The side to side movements you noticed behind a vehicle could be from the turbulences.
If you go to airtab website, they model the wake / airflow behind a truck as rolling -erh- tornadoes comming from one side after the other...
As far as I understand, vortices are used to virtually extend a surface, so that the laminar flow keeps going after the surface has ended.
[I may be wrong but i'll keep going
]
Behind a car, like a spoiler, it avoids having the laminar flow from wrapping back down on the trunk. It creates an air hole behind around which the laminar air flows, hopefully to meet gracefully. The goal is for the virtual shape of car+hole to be similar to a teardrop.
Between parts of the vehicle that don't have a nice laminar flow, the vortices can help the laminar air skip from one surface to another. This creates an air depression, but avoids the laminar flow to just hit the next surface head on and break into a massive turbulence.
So in conclusion, you could try to use vortex generators to replace your failed attempt to do a spoiler on the top of the cab. With some luck it could extend the airflow past your bed, and so that's where you want your tuft.
What to expect IMHO:
The tuft will shake severely and fuzz where the airflow contacts the bed cover. Before that the tuft should be not moving or moving slowly randomly. If you achieve laminar on your cover, they'll line up, but that's unlikely, even with the vortex generators.
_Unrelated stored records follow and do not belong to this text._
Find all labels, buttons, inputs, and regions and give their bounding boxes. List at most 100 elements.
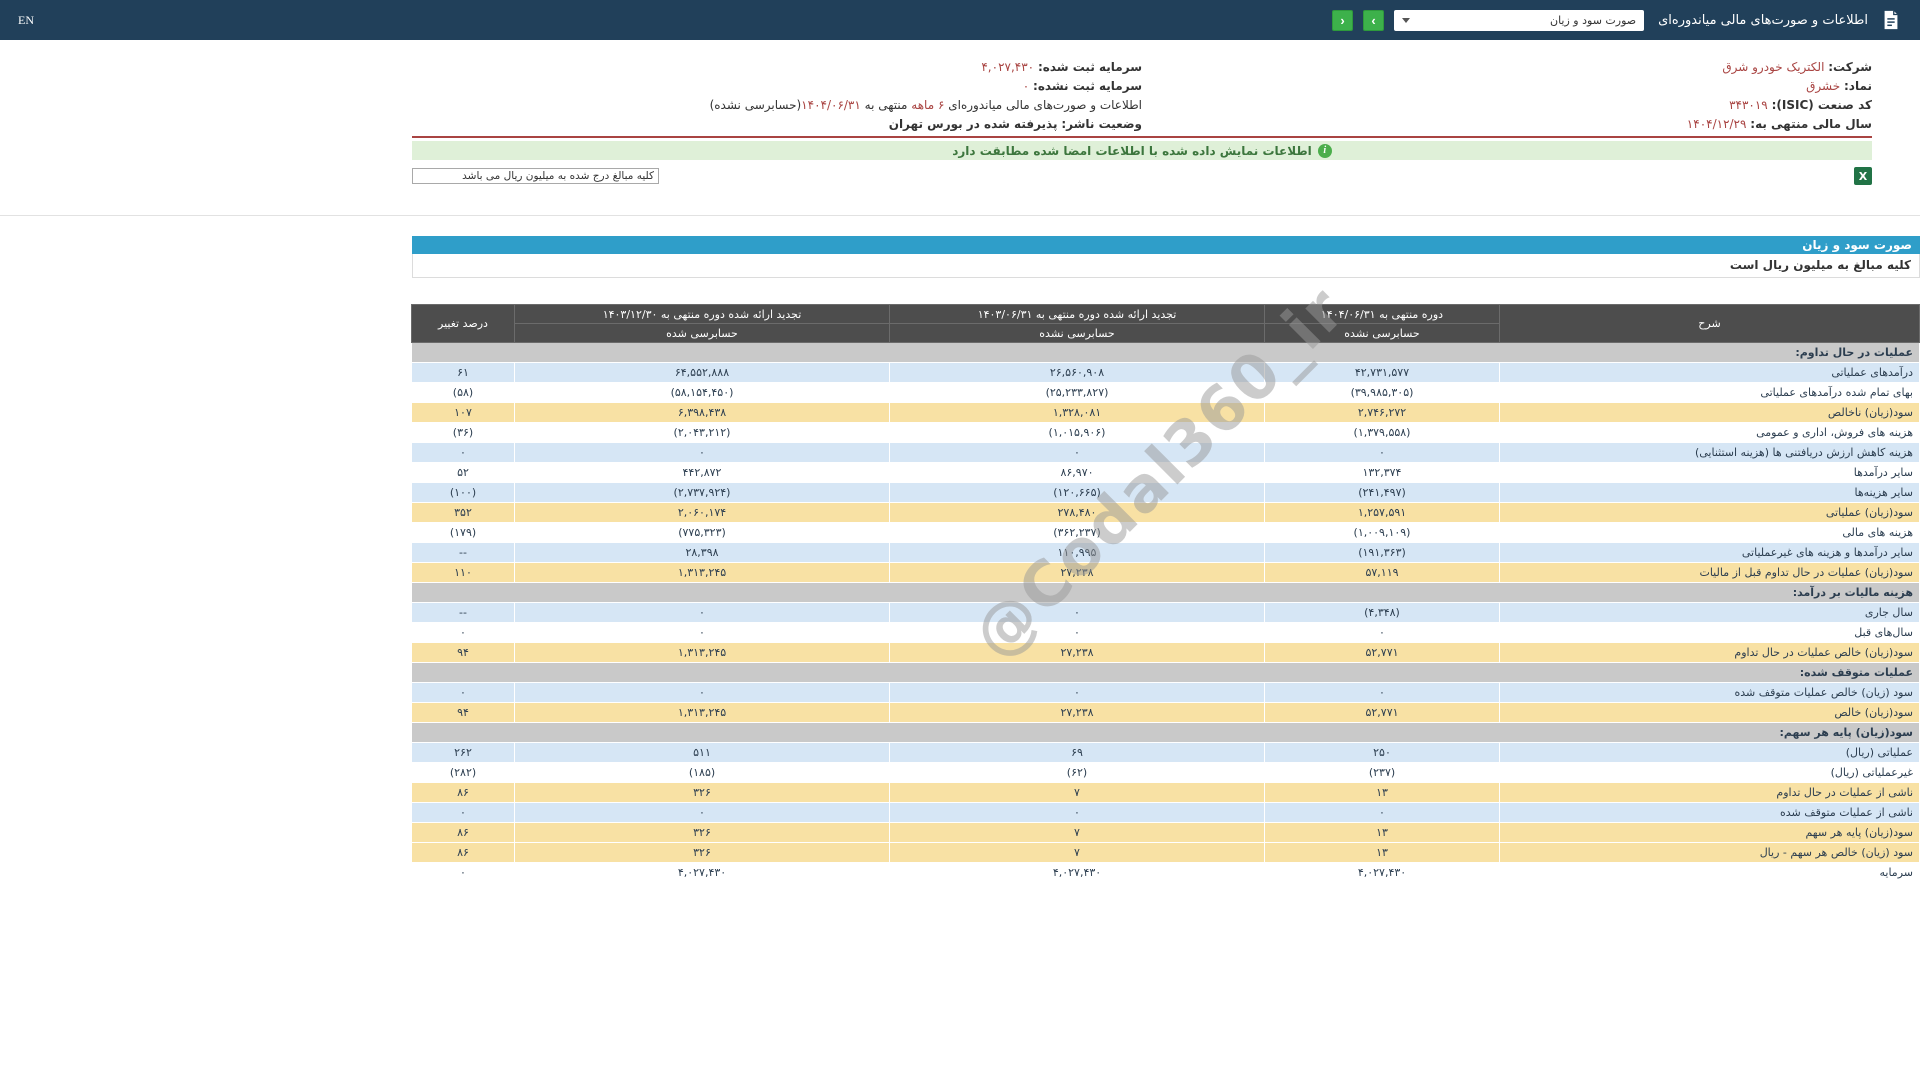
row-value-current: ۲,۷۴۶,۲۷۲ xyxy=(1264,402,1500,423)
row-value-prior: ۸۶,۹۷۰ xyxy=(889,462,1265,483)
row-label: درآمدهای عملیاتی xyxy=(1499,362,1920,383)
signature-match-banner: i اطلاعات نمایش داده شده با اطلاعات امضا… xyxy=(412,141,1872,160)
codal-logo-icon xyxy=(1878,8,1902,32)
row-label: سود (زیان) خالص عملیات متوقف شده xyxy=(1499,682,1920,703)
row-label: سود(زیان) خالص عملیات در حال تداوم xyxy=(1499,642,1920,663)
info-row: کد صنعت (ISIC): ۳۴۳۰۱۹ اطلاعات و صورت‌ها… xyxy=(412,96,1872,115)
period-prefix: اطلاعات و صورت‌های مالی میاندوره‌ای xyxy=(948,98,1142,112)
section-row: هزینه مالیات بر درآمد: xyxy=(411,582,1920,603)
registered-capital-label: سرمایه ثبت شده: xyxy=(1037,60,1142,74)
table-row: سود (زیان) خالص عملیات متوقف شده ۰ ۰ ۰ ۰ xyxy=(411,682,1920,703)
symbol-value: خشرق xyxy=(1806,79,1841,93)
row-value-current: (۴,۳۴۸) xyxy=(1264,602,1500,623)
row-change-percent: ۰ xyxy=(411,682,515,703)
row-value-prior: ۴,۰۲۷,۴۳۰ xyxy=(889,862,1265,883)
row-value-prior: ۰ xyxy=(889,602,1265,623)
row-value-current: ۰ xyxy=(1264,442,1500,463)
row-value-current: ۱۳ xyxy=(1264,822,1500,843)
row-value-current: ۵۷,۱۱۹ xyxy=(1264,562,1500,583)
row-value-prior: ۷ xyxy=(889,822,1265,843)
row-change-percent: (۱۷۹) xyxy=(411,522,515,543)
row-value-annual: (۲,۰۴۳,۲۱۲) xyxy=(514,422,890,443)
row-value-current: (۲۳۷) xyxy=(1264,762,1500,783)
row-value-annual: ۰ xyxy=(514,602,890,623)
row-value-prior: ۰ xyxy=(889,682,1265,703)
row-label: ناشی از عملیات متوقف شده xyxy=(1499,802,1920,823)
table-row: بهای تمام شده درآمدهای عملیاتی (۳۹,۹۸۵,۳۰… xyxy=(411,382,1920,403)
row-label: سود(زیان) پایه هر سهم xyxy=(1499,822,1920,843)
row-value-current: (۱,۰۰۹,۱۰۹) xyxy=(1264,522,1500,543)
row-value-annual: ۰ xyxy=(514,802,890,823)
banner-text: اطلاعات نمایش داده شده با اطلاعات امضا ش… xyxy=(952,143,1312,158)
statement-unit-note: کلیه مبالغ به میلیون ریال است xyxy=(412,254,1920,278)
row-value-current: ۱۳۲,۳۷۴ xyxy=(1264,462,1500,483)
row-change-percent: ۹۴ xyxy=(411,642,515,663)
header-period-prior: تجدید ارائه شده دوره منتهی به ۱۴۰۳/۰۶/۳۱ xyxy=(889,304,1265,324)
row-label: سود (زیان) خالص هر سهم - ریال xyxy=(1499,842,1920,863)
table-header: شرح دوره منتهی به ۱۴۰۴/۰۶/۳۱ تجدید ارائه… xyxy=(411,304,1920,343)
row-value-annual: ۰ xyxy=(514,682,890,703)
table-row: سود(زیان) خالص ۵۲,۷۷۱ ۲۷,۲۳۸ ۱,۳۱۳,۲۴۵ ۹۴ xyxy=(411,702,1920,723)
info-row: شرکت: الکتریک خودرو شرق سرمایه ثبت شده: … xyxy=(412,58,1872,77)
row-change-percent: (۲۸۲) xyxy=(411,762,515,783)
table-row: سود(زیان) پایه هر سهم ۱۳ ۷ ۳۲۶ ۸۶ xyxy=(411,822,1920,843)
row-value-prior: (۲۵,۲۳۳,۸۲۷) xyxy=(889,382,1265,403)
row-label: هزینه های مالی xyxy=(1499,522,1920,543)
row-value-prior: ۲۷۸,۴۸۰ xyxy=(889,502,1265,523)
table-row: سایر درآمدها و هزینه های غیرعملیاتی (۱۹۱,… xyxy=(411,542,1920,563)
row-value-current: ۵۲,۷۷۱ xyxy=(1264,702,1500,723)
statement-select[interactable]: صورت سود و زیان xyxy=(1394,9,1645,31)
row-value-current: ۴,۰۲۷,۴۳۰ xyxy=(1264,862,1500,883)
row-value-annual: ۳۲۶ xyxy=(514,782,890,803)
row-value-annual: ۰ xyxy=(514,622,890,643)
row-value-prior: (۳۶۲,۲۳۷) xyxy=(889,522,1265,543)
row-label: هزینه کاهش ارزش دریافتنی ها (هزینه استثن… xyxy=(1499,442,1920,463)
row-label: سایر هزینه‌ها xyxy=(1499,482,1920,503)
row-change-percent: ۰ xyxy=(411,622,515,643)
table-row: درآمدهای عملیاتی ۴۲,۷۳۱,۵۷۷ ۲۶,۵۶۰,۹۰۸ ۶۴,۵… xyxy=(411,362,1920,383)
table-row: سود(زیان) عملیاتی ۱,۲۵۷,۵۹۱ ۲۷۸,۴۸۰ ۲,۰۶۰,۱… xyxy=(411,502,1920,523)
section-row: عملیات متوقف شده: xyxy=(411,662,1920,683)
row-change-percent: ۳۵۲ xyxy=(411,502,515,523)
section-label: عملیات متوقف شده: xyxy=(411,662,1920,683)
header-period-current: دوره منتهی به ۱۴۰۴/۰۶/۳۱ xyxy=(1264,304,1500,324)
section-label: هزینه مالیات بر درآمد: xyxy=(411,582,1920,603)
unregistered-capital-value: ۰ xyxy=(1022,79,1030,93)
info-row: نماد: خشرق سرمایه ثبت نشده: ۰ xyxy=(412,77,1872,96)
table-row: هزینه کاهش ارزش دریافتنی ها (هزینه استثن… xyxy=(411,442,1920,463)
section-label: سود(زیان) پایه هر سهم: xyxy=(411,722,1920,743)
next-statement-button[interactable]: › xyxy=(1363,9,1385,31)
row-change-percent: -- xyxy=(411,542,515,563)
table-row: سال جاری (۴,۳۴۸) ۰ ۰ -- xyxy=(411,602,1920,623)
row-label: سود(زیان) عملیات در حال تداوم قبل از مال… xyxy=(1499,562,1920,583)
row-value-annual: ۵۱۱ xyxy=(514,742,890,763)
row-value-prior: ۷ xyxy=(889,842,1265,863)
row-value-annual: ۱,۳۱۳,۲۴۵ xyxy=(514,562,890,583)
period-length: ۶ ماهه xyxy=(911,98,945,112)
row-label: سود(زیان) ناخالص xyxy=(1499,402,1920,423)
language-toggle[interactable]: EN xyxy=(18,0,34,40)
row-value-current: ۵۲,۷۷۱ xyxy=(1264,642,1500,663)
row-change-percent: ۶۱ xyxy=(411,362,515,383)
row-value-annual: ۶۴,۵۵۲,۸۸۸ xyxy=(514,362,890,383)
row-change-percent: ۰ xyxy=(411,442,515,463)
row-value-annual: ۰ xyxy=(514,442,890,463)
prev-statement-button[interactable]: ‹ xyxy=(1332,9,1354,31)
row-value-annual: (۵۸,۱۵۴,۴۵۰) xyxy=(514,382,890,403)
excel-export-icon[interactable]: X xyxy=(1854,167,1872,185)
row-value-prior: (۱,۰۱۵,۹۰۶) xyxy=(889,422,1265,443)
issuer-status-label: وضعیت ناشر: xyxy=(1061,117,1142,131)
row-value-current: (۲۴۱,۴۹۷) xyxy=(1264,482,1500,503)
row-label: عملیاتی (ریال) xyxy=(1499,742,1920,763)
row-value-annual: ۳۲۶ xyxy=(514,822,890,843)
section-row: عملیات در حال تداوم: xyxy=(411,342,1920,363)
row-label: هزینه های فروش، اداری و عمومی xyxy=(1499,422,1920,443)
row-value-prior: ۷ xyxy=(889,782,1265,803)
row-change-percent: ۸۶ xyxy=(411,782,515,803)
row-change-percent: (۳۶) xyxy=(411,422,515,443)
isic-value: ۳۴۳۰۱۹ xyxy=(1729,98,1768,112)
row-value-current: ۰ xyxy=(1264,622,1500,643)
row-label: سایر درآمدها و هزینه های غیرعملیاتی xyxy=(1499,542,1920,563)
row-change-percent: ۵۲ xyxy=(411,462,515,483)
table-row: سود (زیان) خالص هر سهم - ریال ۱۳ ۷ ۳۲۶ ۸۶ xyxy=(411,842,1920,863)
Instead I suspect you'll see all the tuft move lazylly around as they would all be in the quiet air bubble. The laminar flow should be around that bubble.
The only exception where I'd expect turbulence is where the sides of the bed, where the air probably would enter wrapping around the sides.
The bubble should become a virtual bed cover like the wood one (I think) you were thinking of putting which slopes down from the top of your cab to the end of the bed.